Local television network CFCN-TV, which broadcasts in Calgary and Lethbridge, is the local CTV affiliate. It provides local television coverage, along with CBRT-DT Calgary (Calgary CBC) and CHAT-TV, a Citytv affiliate, in Medicine Hat. Medicine Hat radio stations include Power 93.7 (CJLT-FM), CHAT-FM, MY 96 (CFMY-FM), Classic Hits 102.1 (CJCY-FM) and Rock 105.3 (CKMH-FM). CKUA and CBC Radio 1 are rebroadcast from Calgary, and CHFA-8-FM (Radio Canada) is rebroadcast from Edmonton. Brooks' country radio station is Q13 (CIBQ).

== Government and politics ==
The municipalities within the Palliser Region are governed via a variety of systems. The City of Medicine Hat is governed by a city council consisting of a mayor and eight aldermen, each elected for a term of three years. The most recent elections were held in November 2010, when Normand Boucher was re-elected as mayor for a second term.
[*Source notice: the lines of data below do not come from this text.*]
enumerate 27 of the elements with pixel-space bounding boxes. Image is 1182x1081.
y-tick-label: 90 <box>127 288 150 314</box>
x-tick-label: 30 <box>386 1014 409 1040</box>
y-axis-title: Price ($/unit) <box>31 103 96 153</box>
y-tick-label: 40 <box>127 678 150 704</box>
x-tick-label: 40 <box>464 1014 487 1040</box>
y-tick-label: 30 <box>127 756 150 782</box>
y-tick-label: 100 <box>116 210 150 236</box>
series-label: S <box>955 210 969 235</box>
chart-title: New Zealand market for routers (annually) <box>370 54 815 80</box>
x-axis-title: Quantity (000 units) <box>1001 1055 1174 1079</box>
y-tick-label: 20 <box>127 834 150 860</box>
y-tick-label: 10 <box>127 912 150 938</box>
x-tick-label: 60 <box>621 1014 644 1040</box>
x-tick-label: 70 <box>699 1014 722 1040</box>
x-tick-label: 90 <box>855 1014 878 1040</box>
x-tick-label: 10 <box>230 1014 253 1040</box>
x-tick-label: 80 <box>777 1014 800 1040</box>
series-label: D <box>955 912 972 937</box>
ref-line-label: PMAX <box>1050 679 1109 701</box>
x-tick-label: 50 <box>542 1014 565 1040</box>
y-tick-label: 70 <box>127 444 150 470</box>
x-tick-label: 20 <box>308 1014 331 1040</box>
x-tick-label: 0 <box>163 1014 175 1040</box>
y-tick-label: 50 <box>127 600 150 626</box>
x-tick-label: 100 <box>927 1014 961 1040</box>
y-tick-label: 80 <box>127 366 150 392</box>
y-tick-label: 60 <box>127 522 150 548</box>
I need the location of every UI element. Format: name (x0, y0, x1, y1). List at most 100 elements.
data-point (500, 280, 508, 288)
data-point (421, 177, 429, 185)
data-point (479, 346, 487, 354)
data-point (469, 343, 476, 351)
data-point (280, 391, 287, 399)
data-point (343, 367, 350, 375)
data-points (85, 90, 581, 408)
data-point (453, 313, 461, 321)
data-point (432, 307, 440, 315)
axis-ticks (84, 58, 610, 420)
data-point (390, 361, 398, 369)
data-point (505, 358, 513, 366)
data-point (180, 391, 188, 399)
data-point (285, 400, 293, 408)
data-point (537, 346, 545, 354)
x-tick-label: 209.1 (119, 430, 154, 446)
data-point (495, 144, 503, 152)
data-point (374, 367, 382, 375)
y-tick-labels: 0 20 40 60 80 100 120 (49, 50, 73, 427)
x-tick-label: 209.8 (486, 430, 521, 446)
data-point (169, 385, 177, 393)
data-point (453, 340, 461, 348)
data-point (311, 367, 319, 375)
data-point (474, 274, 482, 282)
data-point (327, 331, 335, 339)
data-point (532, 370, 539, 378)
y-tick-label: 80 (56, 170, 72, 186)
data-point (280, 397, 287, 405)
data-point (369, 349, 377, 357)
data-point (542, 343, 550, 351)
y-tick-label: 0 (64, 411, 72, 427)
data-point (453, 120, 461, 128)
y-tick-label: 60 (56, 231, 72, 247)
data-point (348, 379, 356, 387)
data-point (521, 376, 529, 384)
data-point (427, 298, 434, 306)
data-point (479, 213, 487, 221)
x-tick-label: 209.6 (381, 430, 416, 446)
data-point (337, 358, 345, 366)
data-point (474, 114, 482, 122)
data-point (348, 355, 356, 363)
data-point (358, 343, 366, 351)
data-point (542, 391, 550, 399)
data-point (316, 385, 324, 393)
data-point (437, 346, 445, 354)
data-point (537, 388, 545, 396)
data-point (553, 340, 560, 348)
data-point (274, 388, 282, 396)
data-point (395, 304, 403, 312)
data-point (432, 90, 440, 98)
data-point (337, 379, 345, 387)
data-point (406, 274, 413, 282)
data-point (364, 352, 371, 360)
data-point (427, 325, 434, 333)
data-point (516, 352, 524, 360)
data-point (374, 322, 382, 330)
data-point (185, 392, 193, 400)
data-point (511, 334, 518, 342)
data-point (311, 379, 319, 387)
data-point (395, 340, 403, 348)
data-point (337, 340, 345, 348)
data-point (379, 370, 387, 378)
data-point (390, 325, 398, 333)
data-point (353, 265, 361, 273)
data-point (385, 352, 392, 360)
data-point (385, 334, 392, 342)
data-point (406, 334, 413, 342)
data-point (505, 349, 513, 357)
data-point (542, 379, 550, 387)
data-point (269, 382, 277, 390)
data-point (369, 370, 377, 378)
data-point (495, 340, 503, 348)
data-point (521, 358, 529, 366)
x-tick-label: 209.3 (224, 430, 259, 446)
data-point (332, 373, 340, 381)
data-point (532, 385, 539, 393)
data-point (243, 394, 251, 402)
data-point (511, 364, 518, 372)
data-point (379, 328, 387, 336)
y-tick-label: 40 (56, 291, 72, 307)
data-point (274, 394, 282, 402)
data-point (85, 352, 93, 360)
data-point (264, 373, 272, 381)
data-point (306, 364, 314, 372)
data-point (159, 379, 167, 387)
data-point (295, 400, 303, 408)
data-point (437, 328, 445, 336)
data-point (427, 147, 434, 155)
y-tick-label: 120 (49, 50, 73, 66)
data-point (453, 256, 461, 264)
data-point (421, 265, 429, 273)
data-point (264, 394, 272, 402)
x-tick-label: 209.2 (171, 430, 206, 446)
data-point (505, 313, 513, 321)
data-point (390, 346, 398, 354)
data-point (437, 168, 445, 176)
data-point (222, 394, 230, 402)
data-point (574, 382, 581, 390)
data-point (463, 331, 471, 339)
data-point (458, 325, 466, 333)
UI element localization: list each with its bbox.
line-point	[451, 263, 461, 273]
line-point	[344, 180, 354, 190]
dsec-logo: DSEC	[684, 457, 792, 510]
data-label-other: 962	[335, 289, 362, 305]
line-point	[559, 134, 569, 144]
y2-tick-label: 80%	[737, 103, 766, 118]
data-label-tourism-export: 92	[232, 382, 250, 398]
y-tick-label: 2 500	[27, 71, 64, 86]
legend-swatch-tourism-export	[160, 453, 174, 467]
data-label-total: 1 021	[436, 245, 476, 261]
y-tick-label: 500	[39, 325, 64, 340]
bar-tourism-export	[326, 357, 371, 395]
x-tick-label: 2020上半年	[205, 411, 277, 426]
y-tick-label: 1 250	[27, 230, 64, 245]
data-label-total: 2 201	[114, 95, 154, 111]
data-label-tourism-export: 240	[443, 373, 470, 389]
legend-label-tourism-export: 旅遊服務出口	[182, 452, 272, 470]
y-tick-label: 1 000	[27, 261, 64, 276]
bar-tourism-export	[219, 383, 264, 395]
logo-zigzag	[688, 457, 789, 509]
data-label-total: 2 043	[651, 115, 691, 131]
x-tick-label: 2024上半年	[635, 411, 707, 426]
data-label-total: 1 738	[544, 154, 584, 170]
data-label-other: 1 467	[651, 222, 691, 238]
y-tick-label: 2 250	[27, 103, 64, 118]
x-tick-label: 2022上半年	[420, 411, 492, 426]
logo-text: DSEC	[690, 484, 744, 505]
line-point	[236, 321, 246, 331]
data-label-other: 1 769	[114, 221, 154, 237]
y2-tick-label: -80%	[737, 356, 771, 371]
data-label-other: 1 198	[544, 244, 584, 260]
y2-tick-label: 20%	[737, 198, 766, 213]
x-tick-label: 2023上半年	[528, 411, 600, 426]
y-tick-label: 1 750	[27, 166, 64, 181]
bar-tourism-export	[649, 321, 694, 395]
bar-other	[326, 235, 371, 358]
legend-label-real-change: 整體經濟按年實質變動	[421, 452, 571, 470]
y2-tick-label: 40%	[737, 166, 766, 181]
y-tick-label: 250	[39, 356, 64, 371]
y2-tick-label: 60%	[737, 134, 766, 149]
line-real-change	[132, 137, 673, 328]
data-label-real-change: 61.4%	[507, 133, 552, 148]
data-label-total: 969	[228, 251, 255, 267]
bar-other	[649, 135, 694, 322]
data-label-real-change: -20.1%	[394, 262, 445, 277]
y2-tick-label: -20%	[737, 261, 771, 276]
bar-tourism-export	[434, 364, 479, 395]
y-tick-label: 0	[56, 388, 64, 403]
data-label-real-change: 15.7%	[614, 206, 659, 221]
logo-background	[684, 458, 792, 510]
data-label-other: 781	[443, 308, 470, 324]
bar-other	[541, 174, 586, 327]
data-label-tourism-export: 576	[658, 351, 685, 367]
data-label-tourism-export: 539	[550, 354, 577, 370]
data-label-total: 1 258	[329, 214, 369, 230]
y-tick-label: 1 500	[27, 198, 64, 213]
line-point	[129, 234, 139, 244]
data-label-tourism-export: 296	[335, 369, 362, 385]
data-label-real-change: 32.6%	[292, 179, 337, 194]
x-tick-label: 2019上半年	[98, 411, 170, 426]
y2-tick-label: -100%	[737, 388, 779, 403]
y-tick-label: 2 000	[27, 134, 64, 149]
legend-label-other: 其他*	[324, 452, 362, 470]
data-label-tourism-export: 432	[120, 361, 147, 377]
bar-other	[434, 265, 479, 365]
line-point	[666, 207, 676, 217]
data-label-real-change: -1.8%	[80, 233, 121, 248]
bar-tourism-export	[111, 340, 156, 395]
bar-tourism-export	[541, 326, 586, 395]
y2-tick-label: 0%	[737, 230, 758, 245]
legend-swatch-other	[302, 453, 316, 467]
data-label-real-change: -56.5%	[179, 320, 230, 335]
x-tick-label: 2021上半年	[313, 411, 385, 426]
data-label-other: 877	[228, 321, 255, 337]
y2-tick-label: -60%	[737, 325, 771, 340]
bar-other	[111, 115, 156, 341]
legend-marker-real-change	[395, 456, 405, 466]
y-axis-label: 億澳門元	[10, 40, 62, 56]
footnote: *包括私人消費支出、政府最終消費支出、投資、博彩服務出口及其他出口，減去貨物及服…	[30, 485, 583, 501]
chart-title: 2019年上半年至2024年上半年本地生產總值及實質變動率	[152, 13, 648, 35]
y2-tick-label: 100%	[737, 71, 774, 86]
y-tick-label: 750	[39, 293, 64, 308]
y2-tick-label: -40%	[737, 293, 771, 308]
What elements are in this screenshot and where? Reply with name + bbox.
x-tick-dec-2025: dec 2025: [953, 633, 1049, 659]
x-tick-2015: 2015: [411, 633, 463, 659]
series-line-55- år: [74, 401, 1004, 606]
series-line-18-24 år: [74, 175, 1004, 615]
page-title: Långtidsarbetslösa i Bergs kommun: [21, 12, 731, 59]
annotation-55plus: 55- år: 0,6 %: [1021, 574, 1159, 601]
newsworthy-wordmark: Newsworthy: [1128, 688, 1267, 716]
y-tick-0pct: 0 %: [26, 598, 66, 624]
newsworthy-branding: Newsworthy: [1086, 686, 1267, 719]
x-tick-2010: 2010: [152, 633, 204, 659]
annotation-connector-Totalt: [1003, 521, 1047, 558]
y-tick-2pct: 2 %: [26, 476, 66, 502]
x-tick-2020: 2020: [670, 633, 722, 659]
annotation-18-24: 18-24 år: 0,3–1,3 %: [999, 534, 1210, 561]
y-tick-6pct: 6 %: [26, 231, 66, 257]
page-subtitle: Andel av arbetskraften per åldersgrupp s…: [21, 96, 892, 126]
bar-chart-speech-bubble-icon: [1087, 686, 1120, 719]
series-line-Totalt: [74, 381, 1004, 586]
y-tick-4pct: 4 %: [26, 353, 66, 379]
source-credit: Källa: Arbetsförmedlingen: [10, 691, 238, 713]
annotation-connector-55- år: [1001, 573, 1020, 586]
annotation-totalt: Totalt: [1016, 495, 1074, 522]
The City of Brooks is government by a city council consisting of a mayor and six councillors, also elected for a term of three years. The election of November 2010 returned Martin Shields as mayor for a second term.

The County of Forty Mile No. 8, the County of Newell, Cypress County and the Municipal District of Acadia are each represented by elected councils headed by a Reeve. The Special Areas are run by advisory councils consisting of eight members for Special Area 2, three members for Special Area 3 and three members for Special Area 4.

The towns of Bassano, Bow Island, Hanna, Oyen and Redcliff are each governed by their own mayor and town council. The villages of Cereal, Duchess, Empress, Foremost, Rosemary, Tilley and Youngstown are each governed by a village council.

The Palliser Region encompasses all or part of four provincial electoral districts, each of which elects a member to the Legislative Assembly of Alberta. The district of Cypress-Medicine Hat is represented by Leonard Mitzel, a member of the Alberta Progressive Conservative party. The district of Medicine Hat is represented by Progressive Conservative Rob Renner. The district of Strathmore-Brooks is represented by Progressive Conservative Arno Doerksen and the district of Drumheller-Stettler is represented by Progressive Conservative Jack Hayden.

At the federal level, the Palliser Region encompasses by two ridings, Medicine Hat and Lethbridge. The riding of Medicine Hat is represented by LaVar Payne of the Conservative Party. He was elected in the 2008 federal election, and is a member of the House of Commons Standing Committees on National Defence and Aboriginal Affairs and Northern Development. The riding of Crowfoot has been represented since 2000 by Conservative Kevin Sorenson. He is currently the chair of the Standing Committee on Foreign Affairs and International Development and Subcommittee on Agenda and Procedure of the Standing Committee on Foreign Affairs and International Development.